A Look Back.....1967 and Iowa State

JT King's 1967 team found themselves with a young squad and trying to fill the large shoes of All Americans Donny Anderson and offensive guard from Tulia, Phil Tucker. The 1966 season had been a disappointing season, at 4-6-0, but had ended on a high note by knocking off the Cotton Bowl bound Arkansas Razorbacks 21-16.

The '67 season began with the Iowa State Cyclones coming to Lubbock for the first ever showdown between the two teams. John Scovell led the offense most of the day and dominated the Cyclones up and down the field. As Scovell's understudy, Joe Matulich filled in at times and the offense never missed a beat.

Tech's small running back, Mike Leinert, would carry the ground game. The defense held strong all day and got in the act of scoring points as Kevin Ornes took an interception 60 yards for a touchdown. Tech would go on to destroy the Cyclones 52-0 to start the season.
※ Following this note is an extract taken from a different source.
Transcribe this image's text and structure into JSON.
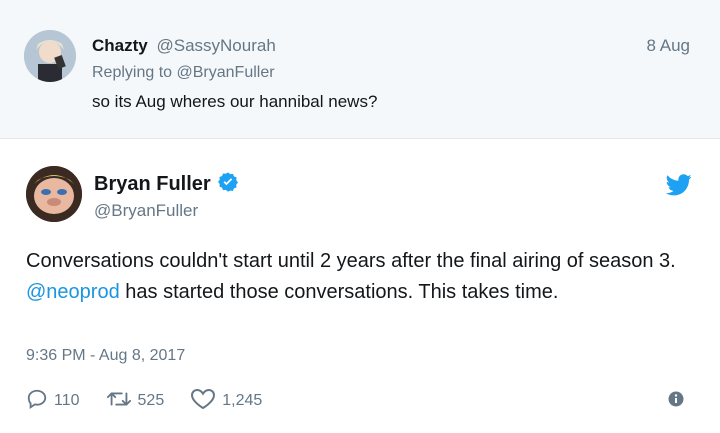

The following week would take the Red Raiders to Austin to try and break the "Texas Jinx" which came from losing all SWC games played against Texas. 66,000 football fans will still remember that day, as Scovell led the Red Raiders in an exciting victory, 19-13. Future All-American kicker, Kenny Vineyard provided the crucial 6 points on 2 field goals to win the game. When the Red Raiders returned home, 7500 fans were awaiting at Lubbock Municipal Airport. In fact, so many fans were there that the plane could not land and had to continue on to Amarillo to wait for the crowd to disperse. Morale was high and folks all over the state were taking note of the tough team from Lubbock.

The Red Raiders would continue through the season with losses to Mississippi State (7-3), Texas A&M (28-24) in a disheartening final play of the game, Florida State (28-12), and TCU (16-0). Tech would also chalk up victories against SMU (21-7), Rice (24-10), Baylor (31-29) and Arkansas (31-27).

The 1967 season ended 6-4, finishing with 2 thrilling victories. The Baylor game would come down to a Kenny Vineyard 37 yard field goal with 31 seconds remaining. The Arkansas game would end up much like the 1966 game. A Tech defensive tackle would intercept a pass and rumble for a touchdown for the second consecutive year, this time by Jimmy Moylan. The young team would chalk 1967's football campaign up as experience against a very tough schedule and stayed home during bowl season. Many believed that the large returning nucleus of players would set 1968 to be a good year for Tech football.